The GE patterns correlated well with protein expression data from the different tumors. For example, BL1 and BL2 tumors, characterized by GE profiles suggesting high rates of cell proliferation, contained high levels of Ki-67, a protein found in rapidly dividing cells (Figure 3). High levels of androgen receptor protein were present in LAR subtype TNBCs, but not in tumors belonging to the other subtypes (Figure 4).
Figure 3. Photomicrograph of TNBC tumor subtypes stained for the cell proliferation marker Ki-67 (brown color). Reproduced with permission from Lehmann, et al. (2011) J. Clin. Invest., published online June 1, DOI: 10.1172/ JCI145014. Copyright 2011, Lehmann, et al.

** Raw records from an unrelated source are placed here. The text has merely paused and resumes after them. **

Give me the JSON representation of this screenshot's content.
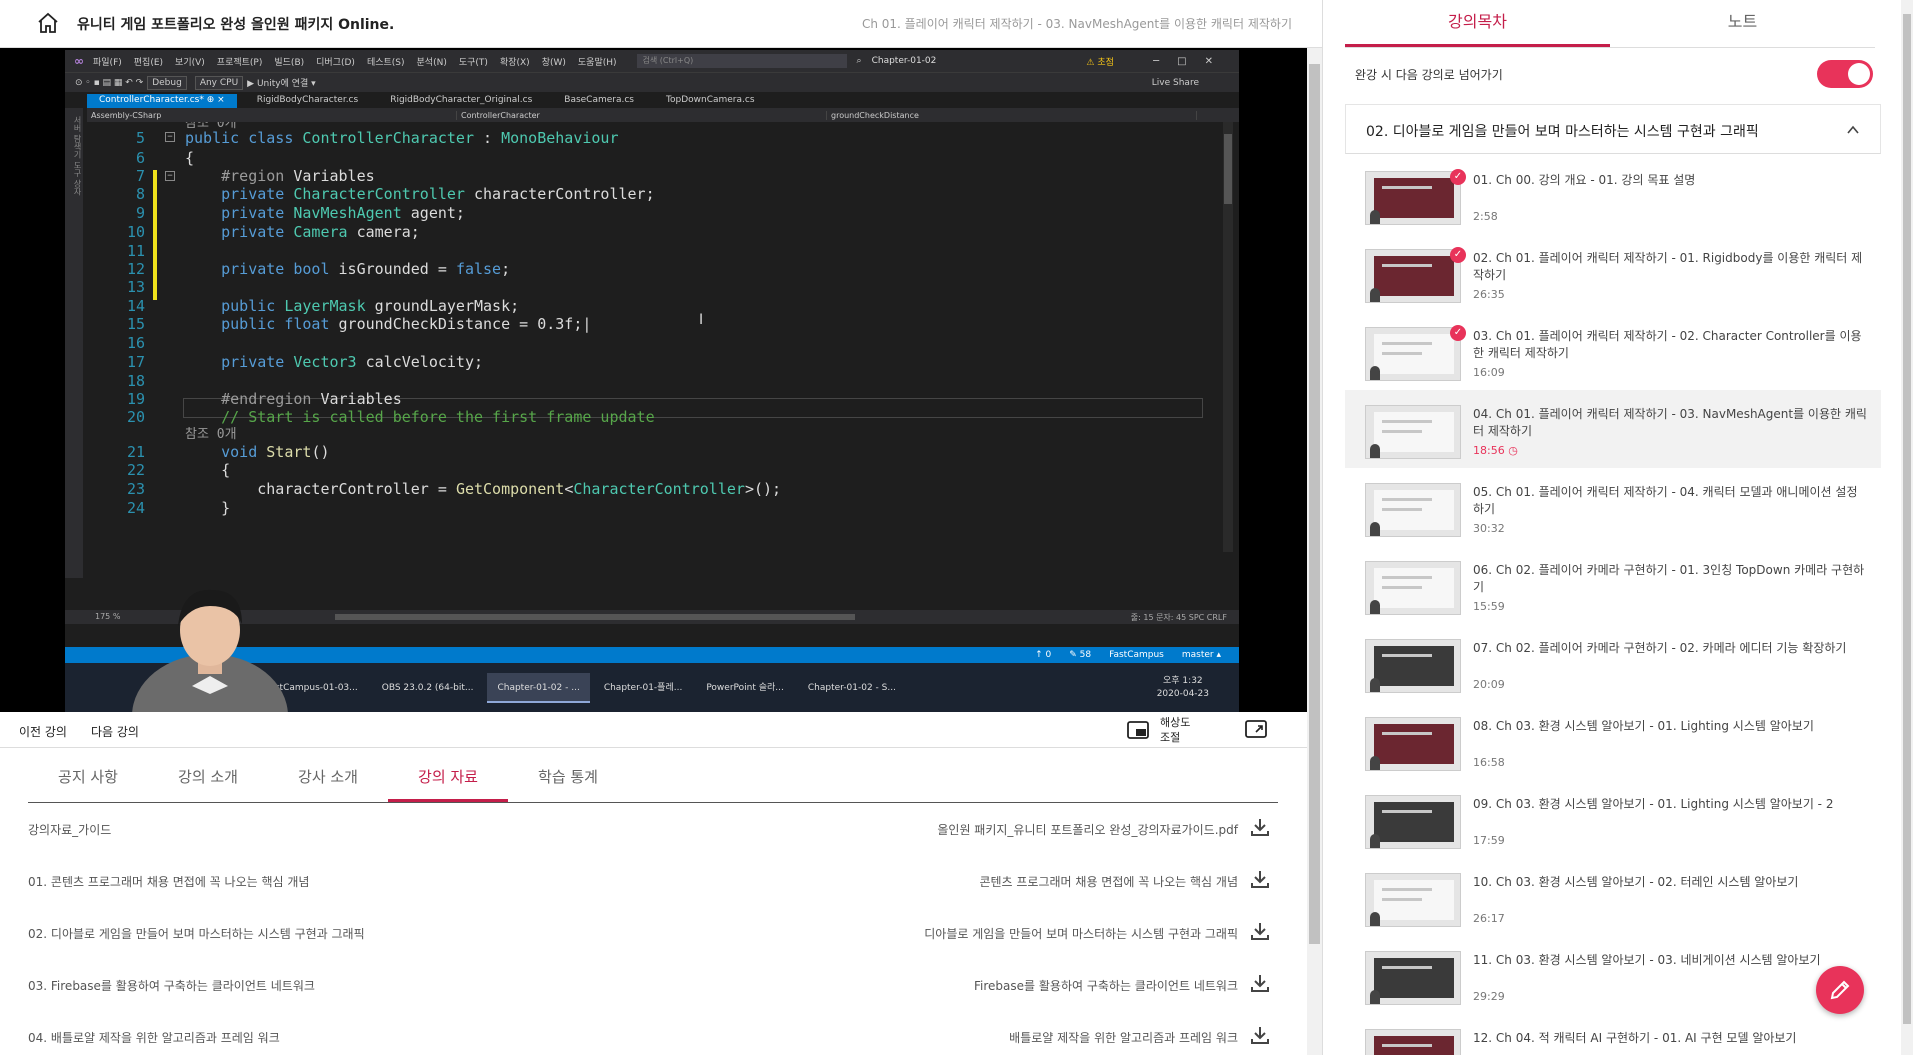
{
  "header": {
    "course_title": "유니티 게임 포트폴리오 완성 올인원 패키지 Online.",
    "lecture_title": "Ch 01. 플레이어 캐릭터 제작하기 - 03. NavMeshAgent를 이용한 캐릭터 제작하기"
  },
  "video": {
    "menu": [
      "파일(F)",
      "편집(E)",
      "보기(V)",
      "프로젝트(P)",
      "빌드(B)",
      "디버그(D)",
      "테스트(S)",
      "분석(N)",
      "도구(T)",
      "확장(X)",
      "창(W)",
      "도움말(H)"
    ],
    "search_placeholder": "검색 (Ctrl+Q)",
    "solution": "Chapter-01-02",
    "warning": "⚠ 초점",
    "toolbar_config": "Debug",
    "toolbar_platform": "Any CPU",
    "toolbar_run": "▶ Unity에 연결 ▾",
    "live_share": "Live Share",
    "tabs": [
      "ControllerCharacter.cs* ⊕ ×",
      "RigidBodyCharacter.cs",
      "RigidBodyCharacter_Original.cs",
      "BaseCamera.cs",
      "TopDownCamera.cs"
    ],
    "nav": [
      "Assembly-CSharp",
      "ControllerCharacter",
      "groundCheckDistance"
    ],
    "side_strip": "서버 탐색기 도구 상자",
    "ref_hint": "참조 0개",
    "zoom": "175 %",
    "cursor_info": "줄: 15   문자: 45   SPC   CRLF",
    "status_items": [
      "↑ 0",
      "✎ 58",
      "FastCampus",
      "master ▴"
    ],
    "taskbar": [
      "FastCampus-01-03...",
      "OBS 23.0.2 (64-bit...",
      "Chapter-01-02 - ...",
      "Chapter-01-플레...",
      "PowerPoint 슬라...",
      "Chapter-01-02 - S..."
    ],
    "clock_time": "오후 1:32",
    "clock_date": "2020-04-23"
  },
  "controls": {
    "prev": "이전 강의",
    "next": "다음 강의",
    "resolution": "해상도 조절"
  },
  "content_tabs": [
    {
      "label": "공지 사항"
    },
    {
      "label": "강의 소개"
    },
    {
      "label": "강사 소개"
    },
    {
      "label": "강의 자료",
      "active": true
    },
    {
      "label": "학습 통계"
    }
  ],
  "materials": [
    {
      "name": "강의자료_가이드",
      "file": "올인원 패키지_유니티 포트폴리오 완성_강의자료가이드.pdf"
    },
    {
      "name": "01. 콘텐츠 프로그래머 채용 면접에 꼭 나오는 핵심 개념",
      "file": "콘텐츠 프로그래머 채용 면접에 꼭 나오는 핵심 개념"
    },
    {
      "name": "02. 디아블로 게임을 만들어 보며 마스터하는 시스템 구현과 그래픽",
      "file": "디아블로 게임을 만들어 보며 마스터하는 시스템 구현과 그래픽"
    },
    {
      "name": "03. Firebase를 활용하여 구축하는 클라이언트 네트워크",
      "file": "Firebase를 활용하여 구축하는 클라이언트 네트워크"
    },
    {
      "name": "04. 배틀로얄 제작을 위한 알고리즘과 프레임 워크",
      "file": "배틀로얄 제작을 위한 알고리즘과 프레임 워크"
    }
  ],
  "sidebar": {
    "tabs": [
      {
        "label": "강의목차",
        "active": true
      },
      {
        "label": "노트"
      }
    ],
    "autoplay_label": "완강 시 다음 강의로 넘어가기",
    "section_title": "02. 디아블로 게임을 만들어 보며 마스터하는 시스템 구현과 그래픽",
    "lessons": [
      {
        "title": "01. Ch 00. 강의 개요 - 01. 강의 목표 설명",
        "duration": "2:58",
        "done": true
      },
      {
        "title": "02. Ch 01. 플레이어 캐릭터 제작하기 - 01. Rigidbody를 이용한 캐릭터 제작하기",
        "duration": "26:35",
        "done": true
      },
      {
        "title": "03. Ch 01. 플레이어 캐릭터 제작하기 - 02. Character Controller를 이용한 캐릭터 제작하기",
        "duration": "16:09",
        "done": true
      },
      {
        "title": "04. Ch 01. 플레이어 캐릭터 제작하기 - 03. NavMeshAgent를 이용한 캐릭터 제작하기",
        "duration": "18:56",
        "current": true
      },
      {
        "title": "05. Ch 01. 플레이어 캐릭터 제작하기 - 04. 캐릭터 모델과 애니메이션 설정하기",
        "duration": "30:32"
      },
      {
        "title": "06. Ch 02. 플레이어 카메라 구현하기 - 01. 3인칭 TopDown 카메라 구현하기",
        "duration": "15:59"
      },
      {
        "title": "07. Ch 02. 플레이어 카메라 구현하기 - 02. 카메라 에디터 기능 확장하기",
        "duration": "20:09"
      },
      {
        "title": "08. Ch 03. 환경 시스템 알아보기 - 01. Lighting 시스템 알아보기",
        "duration": "16:58"
      },
      {
        "title": "09. Ch 03. 환경 시스템 알아보기 - 01. Lighting 시스템 알아보기 - 2",
        "duration": "17:59"
      },
      {
        "title": "10. Ch 03. 환경 시스템 알아보기 - 02. 터레인 시스템 알아보기",
        "duration": "26:17"
      },
      {
        "title": "11. Ch 03. 환경 시스템 알아보기 - 03. 네비게이션 시스템 알아보기",
        "duration": "29:29"
      },
      {
        "title": "12. Ch 04. 적 캐릭터 AI 구현하기 - 01. AI 구현 모델 알아보기",
        "duration": ""
      }
    ]
  },
  "colors": {
    "accent": "#e8335a",
    "tab_active": "#c41e4a"
  }
}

Figure 4. Photomicrograph of TNBC tumor subtypes stained for the androgen receptor (brown color). Reproduced with permission from Lehmann, et al. (2011) J. Clin. Invest., published online June 1, DOI: 10.1172/JCI145014. Copyright 2011, Lehmann, et al.
GE data revealed that 27 out of 30 TNBC cultured cell lines fit the criteria for classification into one of the seven subtypes. This provided an opportunity to investigate the differential response of each subtype to specific antitumor therapeutic agents. The high proliferation rate of cells in the BL1 and BL2 subclasses suggested that they would be particularly sensitive to DNA damaging agents, such as cisplatin. The importance of androgen receptor signaling in the LAR subclass led to the hypothesis that these cells would be susceptible to inhibitors of androgen receptor function, such as bicalutamide. Cell motility pathways were important in both the M and MSL subclasses, suggesting that therapeutic agents, such as dasatinib, that target the nonreceptor tyrosine kinase src would be effective against these tumors. Finally, the importance of the phosphatidylinositol 3-kinase (PI3K) pathway in M, MSL, and LAR subtypes suggested that agents such as NVP-BEZ235, that target PI3K signaling, would be effective therapies for those tumors. Subsequent tests of these hypotheses both in cell culture and in tumor xenografts in mice confirmed the predictions.
Together these findings demonstrate that TNBC is not one form of cancer. Rather, the triple negative phenotype is shared by up to seven different subtypes of the disease, each of which is driven by a unique set of genetic and biochemical drivers. Thus, it is not surprising that the TNBC subtypes respond differently to various therapeutic modalities. This important discovery provides the foundation for a new personalized approach to TNBC therapy that will identify the most effective therapy while limiting the patient’s exposure to toxic drugs that will likely be of little value.